Sunday, November 4, 2012

My "Notice Number" - Losing Weight But No One Notices

There is something to be said about losing weight and having it come full circle. My partner says he notices, but I've also told him, so that's to be expected. But what about when you lose weight and no on notices? I suppose I'm still only 5% down in weight, so that's not going to be an extreme change.

Even the slight Japanese woman who works across my mother on the weekends was sure to notice I thought. She's the only one I know gutsy enough to say when I'm getting smaller or bigger. Was there a special "notice number" where all my hard work would go recognized?

But there was nothing! When I got home I looked in the mirror. I guess I was wearing like 3 layers of clothing, but still to ME I looked smaller. So what's the deal, why do I need to have outside acknowledgement?The weight loss won't be any more real because someone tells me "good job." Maybe I'm better suited for Weight Watchers?

When I really think about it, I am not losing weight for them. I am doing it for me. And this morning I actually looked cute coming out of bed with my hair messed up, no bra and mascara residue smudged on my eyelids.

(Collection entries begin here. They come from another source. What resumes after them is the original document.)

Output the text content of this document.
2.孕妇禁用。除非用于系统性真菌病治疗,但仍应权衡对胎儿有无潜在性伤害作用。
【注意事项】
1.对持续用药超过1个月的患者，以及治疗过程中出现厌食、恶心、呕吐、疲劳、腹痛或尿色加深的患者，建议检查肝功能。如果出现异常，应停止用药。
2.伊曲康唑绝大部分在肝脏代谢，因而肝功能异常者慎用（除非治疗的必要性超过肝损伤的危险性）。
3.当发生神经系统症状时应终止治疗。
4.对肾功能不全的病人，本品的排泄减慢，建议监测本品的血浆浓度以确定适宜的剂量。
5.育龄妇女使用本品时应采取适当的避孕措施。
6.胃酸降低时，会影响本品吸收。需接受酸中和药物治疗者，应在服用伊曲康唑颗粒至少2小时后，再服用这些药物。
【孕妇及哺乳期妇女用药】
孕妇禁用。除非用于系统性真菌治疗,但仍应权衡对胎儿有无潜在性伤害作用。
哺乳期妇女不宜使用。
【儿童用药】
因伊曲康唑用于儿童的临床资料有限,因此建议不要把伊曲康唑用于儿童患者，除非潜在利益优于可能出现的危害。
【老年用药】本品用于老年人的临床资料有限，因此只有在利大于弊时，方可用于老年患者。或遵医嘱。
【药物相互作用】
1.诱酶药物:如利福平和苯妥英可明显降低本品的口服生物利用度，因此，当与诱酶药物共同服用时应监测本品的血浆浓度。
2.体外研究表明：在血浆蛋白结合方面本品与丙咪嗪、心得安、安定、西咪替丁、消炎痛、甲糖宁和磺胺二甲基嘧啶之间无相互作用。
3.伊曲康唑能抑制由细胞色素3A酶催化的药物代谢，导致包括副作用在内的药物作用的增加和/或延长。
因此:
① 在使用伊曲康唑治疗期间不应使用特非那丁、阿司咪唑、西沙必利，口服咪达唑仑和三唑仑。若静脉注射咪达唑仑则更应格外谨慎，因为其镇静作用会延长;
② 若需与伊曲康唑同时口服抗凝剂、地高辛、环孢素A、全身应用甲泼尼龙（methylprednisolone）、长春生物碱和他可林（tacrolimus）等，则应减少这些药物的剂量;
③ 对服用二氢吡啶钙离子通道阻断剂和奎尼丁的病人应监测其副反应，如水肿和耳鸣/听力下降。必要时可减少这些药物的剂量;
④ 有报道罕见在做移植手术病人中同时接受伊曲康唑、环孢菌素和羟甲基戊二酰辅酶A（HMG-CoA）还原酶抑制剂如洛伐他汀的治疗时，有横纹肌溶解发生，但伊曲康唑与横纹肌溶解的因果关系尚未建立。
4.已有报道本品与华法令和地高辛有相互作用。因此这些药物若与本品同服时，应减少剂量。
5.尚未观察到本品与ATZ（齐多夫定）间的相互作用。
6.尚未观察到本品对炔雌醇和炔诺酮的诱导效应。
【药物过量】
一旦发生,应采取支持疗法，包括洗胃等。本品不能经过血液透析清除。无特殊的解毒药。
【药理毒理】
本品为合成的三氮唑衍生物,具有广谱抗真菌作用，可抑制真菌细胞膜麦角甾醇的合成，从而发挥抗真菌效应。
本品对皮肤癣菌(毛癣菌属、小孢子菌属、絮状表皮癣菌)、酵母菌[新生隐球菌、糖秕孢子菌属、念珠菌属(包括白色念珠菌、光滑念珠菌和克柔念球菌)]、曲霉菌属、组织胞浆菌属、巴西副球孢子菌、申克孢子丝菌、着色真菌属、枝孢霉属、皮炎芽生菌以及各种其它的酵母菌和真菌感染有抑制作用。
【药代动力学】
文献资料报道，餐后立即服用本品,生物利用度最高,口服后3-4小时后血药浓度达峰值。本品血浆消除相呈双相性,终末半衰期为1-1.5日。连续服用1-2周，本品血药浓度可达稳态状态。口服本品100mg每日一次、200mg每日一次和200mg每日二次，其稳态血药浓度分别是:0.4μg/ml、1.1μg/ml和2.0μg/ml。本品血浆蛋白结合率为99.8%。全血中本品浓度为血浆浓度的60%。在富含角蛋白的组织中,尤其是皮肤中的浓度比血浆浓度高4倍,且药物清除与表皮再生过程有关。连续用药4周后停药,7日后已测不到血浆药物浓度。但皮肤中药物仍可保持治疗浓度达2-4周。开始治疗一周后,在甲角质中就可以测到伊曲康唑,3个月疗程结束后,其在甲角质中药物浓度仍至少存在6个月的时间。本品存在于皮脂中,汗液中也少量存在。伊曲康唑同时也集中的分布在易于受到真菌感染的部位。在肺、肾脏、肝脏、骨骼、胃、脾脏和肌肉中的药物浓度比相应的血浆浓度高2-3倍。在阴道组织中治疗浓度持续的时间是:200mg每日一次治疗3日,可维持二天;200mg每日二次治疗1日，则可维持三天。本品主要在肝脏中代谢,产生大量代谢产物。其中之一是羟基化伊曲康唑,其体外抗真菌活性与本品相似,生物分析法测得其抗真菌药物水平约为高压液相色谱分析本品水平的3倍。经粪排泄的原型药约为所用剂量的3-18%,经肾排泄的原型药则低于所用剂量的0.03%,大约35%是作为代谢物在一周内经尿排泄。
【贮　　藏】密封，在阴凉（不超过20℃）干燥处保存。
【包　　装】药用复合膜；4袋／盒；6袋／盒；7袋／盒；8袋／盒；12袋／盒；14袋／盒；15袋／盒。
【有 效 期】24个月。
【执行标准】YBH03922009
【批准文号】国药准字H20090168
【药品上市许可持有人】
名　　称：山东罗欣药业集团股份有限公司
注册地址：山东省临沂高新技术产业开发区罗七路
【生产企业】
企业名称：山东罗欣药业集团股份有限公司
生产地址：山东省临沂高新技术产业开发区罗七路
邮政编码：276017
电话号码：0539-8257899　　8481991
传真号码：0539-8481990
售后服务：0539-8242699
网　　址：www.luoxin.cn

I am very aware that this is the half-way point. I figured there would be something my mind would invent to stall me. I am going to look at it objectively, though and move forward. I know that people don't like to talk about weight because its a sensitive subject. I know they can tell something is different but maybe not that I lost weight, I just look better for some reason. And if they do decide to "bring it up" I will take my opportunity to disclose my success. I guess this is blog is my main motivator. If others are thinking about doing ASAP or an other weight loss journey, it is very helpful to have a place to talk about it, diary/journal/blog.